Photo © Anne Van Aerschot

Rosas danst Rosas, Anne Teresa De Keersmaeker

Par Céline Gauthier

Publié le 13 novembre 2017

Véritable monument de la danse flamande, créée à Bruxelles en 1983, Rosas Danst Rosas fut considéré comme l’acte fondateur de l’imaginaire gestuel de la chorégraphe Anne Teresa De Keersmaeker. La pièce, composée pour quatre danseuses qui répètent sans relâche pendant près de deux heures des séquences de gestes élémentaires, atteste de l’influence minimaliste sur sa composition et ses harmonies rythmiques, ici soulignées par la musique sérielle de Thierry De Mey.

Dans le faible éclat d’une lumière en contre-plongée un panneau de lames argentées miroite d’un reflet métallique. De part et d’autre du plateau aux cintres apparents, seulement habité d’un amas de chaises retournées, deux rangées de rideaux noirs, des miroirs apposés au ras du sol : une mise en scène sobre et dépouillée pour la danse délicate de Rosas Danst Rosas.

La danse est régie par une composition rigoureuse de lignes et de figures géométriques qui permet au quatuor de développer des jeux d’unissons et de contrepoint d’une absolue clarté, au fil d’une chorégraphie ciselée en quatre parties, comme autant de manières d’occuper l’espace scénique et d’éprouver différents registres de gestes. À un long prologue au sol, en fond de plateau, succèdent trois tableaux : l’un est orchestré par des alignements de chaises, les suivants dessinent sur la scène des lignes orthogonales, méthodiquement tracées par les pas des danseuses et rehaussées par les boucles rythmiques d’une partition musicale aussi entrecoupée d’un silence épais, sous lequel pourtant affleure une musicalité toujours latente.

La partition dansée, abstraite en apparence, est pourtant constituée d’une succession de petits gestes, de brèves postures directement puisées dans nos gestes les plus quotidiens : un port de tête, une main qui effleure le menton, mais ici tant répétées qu’elles abolissent leurs fonction usuelle pour n’appeler qu’à la seule contemplation de l’étrange qualité des gestes que les danseuses déploient, où l’harmonie rythmique se mâtine de fugaces contretemps. Leurs gestes, initiés par de petites touches très électriques – un brusque hochement de tête, une oscillation fluide du dos – semblent ne jamais complètement s’arrêter mais demeurent toujours un instant suspendus : elles roulent au sol et se redressent d’un élan brusque, pourtant sans saccades, comme elles-mêmes happées par le long souffle qu’elles expirent à cet instant ; elles marquent d’une suspension l’équilibre qu’elles atteignent puis plongent de nouveau.
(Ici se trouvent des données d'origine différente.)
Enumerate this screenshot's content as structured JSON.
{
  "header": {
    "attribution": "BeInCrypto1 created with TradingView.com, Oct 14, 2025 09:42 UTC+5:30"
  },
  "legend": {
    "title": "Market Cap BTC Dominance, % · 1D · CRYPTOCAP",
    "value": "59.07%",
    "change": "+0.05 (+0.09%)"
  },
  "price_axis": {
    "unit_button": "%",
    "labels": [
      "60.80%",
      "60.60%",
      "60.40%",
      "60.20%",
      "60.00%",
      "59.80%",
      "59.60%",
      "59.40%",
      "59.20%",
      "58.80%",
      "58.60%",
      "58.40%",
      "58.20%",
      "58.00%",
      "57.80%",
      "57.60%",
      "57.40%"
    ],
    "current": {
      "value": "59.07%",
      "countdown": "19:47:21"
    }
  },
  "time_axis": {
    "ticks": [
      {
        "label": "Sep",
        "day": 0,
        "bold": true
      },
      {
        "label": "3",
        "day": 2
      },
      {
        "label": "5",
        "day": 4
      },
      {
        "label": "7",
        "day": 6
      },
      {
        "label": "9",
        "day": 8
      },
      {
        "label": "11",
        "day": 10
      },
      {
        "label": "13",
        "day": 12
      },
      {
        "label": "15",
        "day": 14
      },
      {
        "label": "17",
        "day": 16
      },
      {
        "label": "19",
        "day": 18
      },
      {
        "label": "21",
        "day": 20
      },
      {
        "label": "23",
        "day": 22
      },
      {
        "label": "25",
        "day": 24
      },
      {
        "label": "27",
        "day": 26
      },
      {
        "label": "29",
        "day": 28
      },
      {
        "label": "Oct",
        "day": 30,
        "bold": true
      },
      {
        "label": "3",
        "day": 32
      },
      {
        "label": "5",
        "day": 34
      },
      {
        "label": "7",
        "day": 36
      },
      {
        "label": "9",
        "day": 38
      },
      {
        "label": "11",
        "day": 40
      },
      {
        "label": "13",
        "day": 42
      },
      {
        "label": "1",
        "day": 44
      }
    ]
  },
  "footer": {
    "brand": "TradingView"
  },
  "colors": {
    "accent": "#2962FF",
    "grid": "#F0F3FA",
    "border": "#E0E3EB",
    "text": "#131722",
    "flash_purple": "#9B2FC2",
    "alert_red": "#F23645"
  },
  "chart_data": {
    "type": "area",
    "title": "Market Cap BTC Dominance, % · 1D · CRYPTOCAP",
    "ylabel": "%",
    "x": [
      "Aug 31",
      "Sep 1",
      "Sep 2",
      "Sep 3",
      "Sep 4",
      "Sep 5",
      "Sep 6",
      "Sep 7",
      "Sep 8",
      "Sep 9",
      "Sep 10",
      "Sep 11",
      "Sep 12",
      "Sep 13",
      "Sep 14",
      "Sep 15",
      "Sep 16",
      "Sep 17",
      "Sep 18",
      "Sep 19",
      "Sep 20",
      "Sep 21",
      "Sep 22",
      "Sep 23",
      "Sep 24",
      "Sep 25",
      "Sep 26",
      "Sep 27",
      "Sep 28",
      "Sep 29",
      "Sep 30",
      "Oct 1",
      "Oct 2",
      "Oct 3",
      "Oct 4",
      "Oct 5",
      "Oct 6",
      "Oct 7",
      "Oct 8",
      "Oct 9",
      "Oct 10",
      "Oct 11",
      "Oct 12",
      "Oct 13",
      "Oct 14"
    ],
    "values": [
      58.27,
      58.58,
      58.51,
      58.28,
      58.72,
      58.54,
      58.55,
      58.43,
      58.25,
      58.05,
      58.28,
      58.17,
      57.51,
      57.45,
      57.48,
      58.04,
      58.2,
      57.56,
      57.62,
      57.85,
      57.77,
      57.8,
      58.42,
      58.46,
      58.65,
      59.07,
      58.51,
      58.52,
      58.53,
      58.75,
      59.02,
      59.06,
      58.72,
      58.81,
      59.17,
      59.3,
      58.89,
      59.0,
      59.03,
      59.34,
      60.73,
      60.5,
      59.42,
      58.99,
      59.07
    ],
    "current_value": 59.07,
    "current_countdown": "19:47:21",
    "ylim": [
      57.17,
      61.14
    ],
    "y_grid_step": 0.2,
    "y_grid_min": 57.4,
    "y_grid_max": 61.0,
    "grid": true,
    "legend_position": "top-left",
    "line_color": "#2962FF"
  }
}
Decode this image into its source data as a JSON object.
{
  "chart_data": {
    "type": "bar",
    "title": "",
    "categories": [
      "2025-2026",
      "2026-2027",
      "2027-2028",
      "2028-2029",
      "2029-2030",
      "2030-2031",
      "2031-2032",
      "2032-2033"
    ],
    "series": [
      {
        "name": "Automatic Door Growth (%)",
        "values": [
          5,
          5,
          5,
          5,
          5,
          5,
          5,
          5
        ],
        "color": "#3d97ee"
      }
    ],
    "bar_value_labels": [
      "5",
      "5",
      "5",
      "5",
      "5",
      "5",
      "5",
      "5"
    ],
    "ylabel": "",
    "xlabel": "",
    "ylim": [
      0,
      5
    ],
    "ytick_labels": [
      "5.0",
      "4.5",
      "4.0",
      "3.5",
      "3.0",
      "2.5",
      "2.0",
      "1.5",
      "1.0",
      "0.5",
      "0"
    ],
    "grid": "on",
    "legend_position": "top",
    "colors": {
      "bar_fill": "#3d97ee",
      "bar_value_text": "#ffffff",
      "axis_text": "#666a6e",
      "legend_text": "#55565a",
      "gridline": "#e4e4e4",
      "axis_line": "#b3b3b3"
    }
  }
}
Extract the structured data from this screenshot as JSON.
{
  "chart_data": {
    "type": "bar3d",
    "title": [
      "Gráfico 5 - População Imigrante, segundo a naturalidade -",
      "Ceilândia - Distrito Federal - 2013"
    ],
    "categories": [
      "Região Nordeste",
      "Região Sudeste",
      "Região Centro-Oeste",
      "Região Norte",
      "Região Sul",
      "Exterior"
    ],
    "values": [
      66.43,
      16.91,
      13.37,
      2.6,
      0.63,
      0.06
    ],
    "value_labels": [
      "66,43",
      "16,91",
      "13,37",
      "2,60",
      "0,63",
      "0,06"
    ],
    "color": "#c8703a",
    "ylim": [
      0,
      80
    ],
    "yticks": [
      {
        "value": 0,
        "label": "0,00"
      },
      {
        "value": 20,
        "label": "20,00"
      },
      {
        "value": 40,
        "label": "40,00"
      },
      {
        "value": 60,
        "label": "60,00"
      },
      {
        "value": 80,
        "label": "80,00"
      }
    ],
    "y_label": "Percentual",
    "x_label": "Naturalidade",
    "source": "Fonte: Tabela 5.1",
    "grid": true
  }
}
Ici affleure un travail singulier de l’amorce du geste et de sa chute pour que dans l’intervalle le mouvement s’étire, dans un continuum linéaire ou un doux balancier qui parfois se dérobe dans un bref tournoiement. Les séquences se succèdent, hypnotiques car les gestes apparaissent légers, aériens, précisément à l’instant où ils semblent appeler un appui.

D’une simple ligne tracée au sol par un faisceau lumineux les danseuses virevoltent d’un demi-tour initié par le fléchissement du genou et l’engagement de la hanche sous le bassin ; la pointe du pied devient le pivot d’une rotation où l’axe gravitaire défie sans relâche la force centrifuge. Cependant la rigueur de leurs gestes et la précision de leur orientation spatiale sont adoucies par les tuniques fluides dont elles sont vêtues, qui lissent le relief des corps, tandis que les plis du tissu soulignent la puissance des torsions qui les traversent.

Rosas Danst Rosas est orchestrée à la manière d’une imposante mécanique, fine et implacable. L’esthétisme des lignes et la pureté figurale des danseuses se conjugue dans l’harmonie visuelle autant que musicale d’une danse lisse et sans accrocs. Le regard s’y fond avec torpeur, parfois contemplatif, happé par une écriture scénique resserrée autour de quelques gestes.

Vu au Théâtre de l’Agora, scène nationale d’Évry et de l’Essonne. Chorégraphie Anne Teresa De Keersmaeker. Avec Laura Bachman, Léa Dubois, Anika Edström Kawaji, So Ratsifandrihana. Photo © Anne Van Aerschot.